Ha fatto molto discutere la decisione di Donald Trump di far uscire gli Stati Uniti dagli accordi sul nucleare con l’Iran, accordi che erano stati siglati nel 2015 dal suo predecessore Barack Obama insieme ai Paesi del Consiglio di Sicurezza dell’ONU e la Germania. La decisione è stata presa unilateralmente, cioè non è stata concordata con gli altri partner, ma non si può certo dire che è giunta improvvisa o inaspettata.
Già in campagna elettorale Trump aveva tuonato contro l’accordo sul nucleare iraniano. L’aveva fatto più che altro per calcoli elettorali interni: tutta la sua campagna infatti è stata giocata sul mettere in luce la disastrosità della politica estera del suo predecessore democratico, troppo arrendevole verso i nemici dell’America e troppo interventista laddove invece avrebbe dovuto tenere fuori gli USA da scenari in cui i loro interessi non erano direttamente in gioco. America First è stato lo slogan che ha segnato la sua corsa verso la presidenza e il focus di queste parole, più che sulla geopolitica, è sempre stato sugli affari e il commercio: l’America e i suoi interessi finanziari vengono prima di tutto, a prescindere da qualsiasi altra considerazione di natura internazionale. Ne è logica conseguenza anche l’altro principio che ha animato la campagna elettorale di Trump: andare verso un maggiore isolazionismo degli USA, nel senso di abbandonare quel ruolo di guida morale dell’umanità che aveva caratterizzato le amministrazioni post-comuniste da Clinton in poi, racchiudendo in sé idealmente un po’ tutti gli avversari di Trump, sia i democratici come Clinton e Obama, sia i Bush Sr. e Jr., rappresentanti dell’ala (maggioritaria) del Partito Repubblicano a lui avversa. In questa decisione di Trump non c’è quindi lo sghiribizzo di un lunatico instabile, ma una visione politica, più o meno legittima, ben nota e che trova i suoi fondamenti in questioni essenzialmente di politica interna e di ricerca di consenso elettorale.

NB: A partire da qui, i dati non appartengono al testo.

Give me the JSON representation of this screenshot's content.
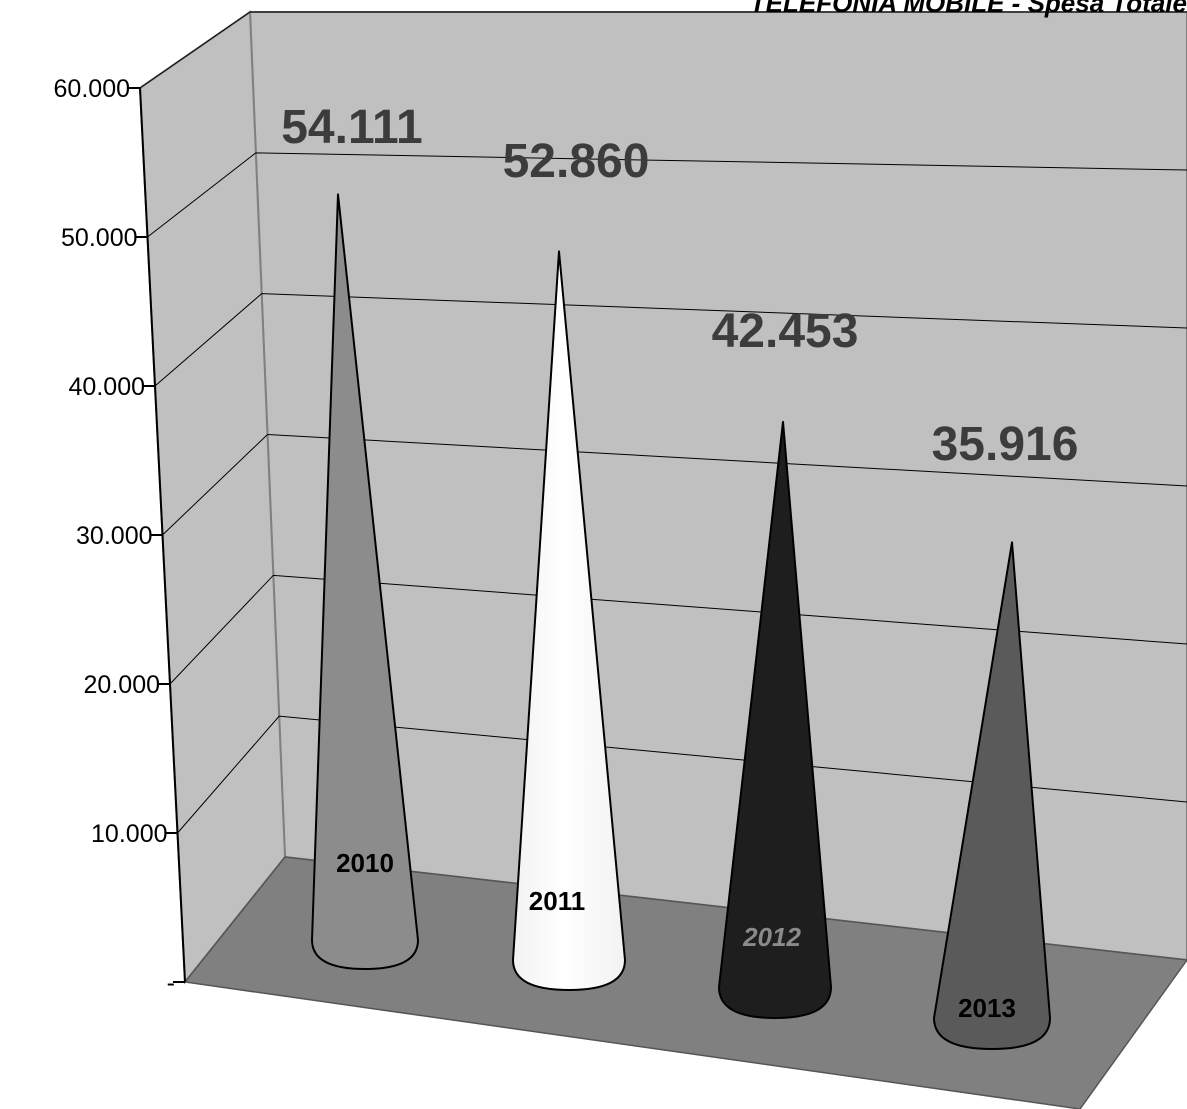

Del resto sono ben noti i problemi che le democrazie hanno in questo senso, cioè la difficoltà di dar vita a politiche estere di ampie vedute e non limitate alle contingenze elettorali immediate, e questa decisione di Trump ne rappresenta un ottimo esempio. Un’altra questione che ha sempre fatto discutere i politologi (anche se, a ben vedere, è un problema costitutivo della democrazia) è il ruolo che in essa hanno i mass media: anche in questo senso sono rivelative le modalità con cui Trump ha scelto di annunciare la sua decisione. È noto che Trump abbia costruito il suo successo grazie a un sapiente utilizzo dei social media (di Twitter in particolare), ed è altrettanto noto che i media mainstream gli abbiano fin da subito riservato una narrazione ostile a causa del duplice intreccio della difesa corporativa (l’epistemologicamente ridicola idea del “giornalismo obiettivo”) e del progressivismo connaturato alle élite intellettuali e di potere: da questo intreccio è nata la mitologia delle fake news, una problematica che è sorta essenzialmente per criminalizzare il successo di Trump sui social media (quando Obama vinceva le elezioni americane usando in maniera altrettanto brillante e spregiudicata i social media, questo problema invece non si poneva). In realtà sarebbe molto riduttivo pensare che basta twittare a caso messaggi politici per avere successo: Trump è stato prima di tutto (ed è sempre rimasto) un personaggio che ha costruito la sua fama, più che sui successi imprenditoriali e finanziari, sulla popolarità raggiunta grazie a programmi televisivi di successo come Miss USA, The Apprentice e WWE Wrestling.
Proprio con una logica da serialità televisiva sta portando avanti la sua politica estera e interna: spesso il suo agire politico sembra segnato dalla ricerca di cliffhanger. Da qui sembrano nascere gli annunci, pieni di suspense, di imminenti decisioni: anche in questo caso, così come sulle politiche migratorie e la risposta agli attacchi chimici in Siria, da settimane si rincorreva la voce di un’imminente decisione, prima posticipata e poi alla fine anticipata. Ma nella strategia politico-mediatica di Trump c’è anche la ricerca di svolte improvvise, come la recente decisione di incontrare Kim Jong-un dopo anni di insulti personali, che sembravano portare verso una guerra nucleare. Non c’è quindi da pensare che la partita con l’Iran sia definitivamente chiusa: le prossime puntate potrebbero riservare sorprese.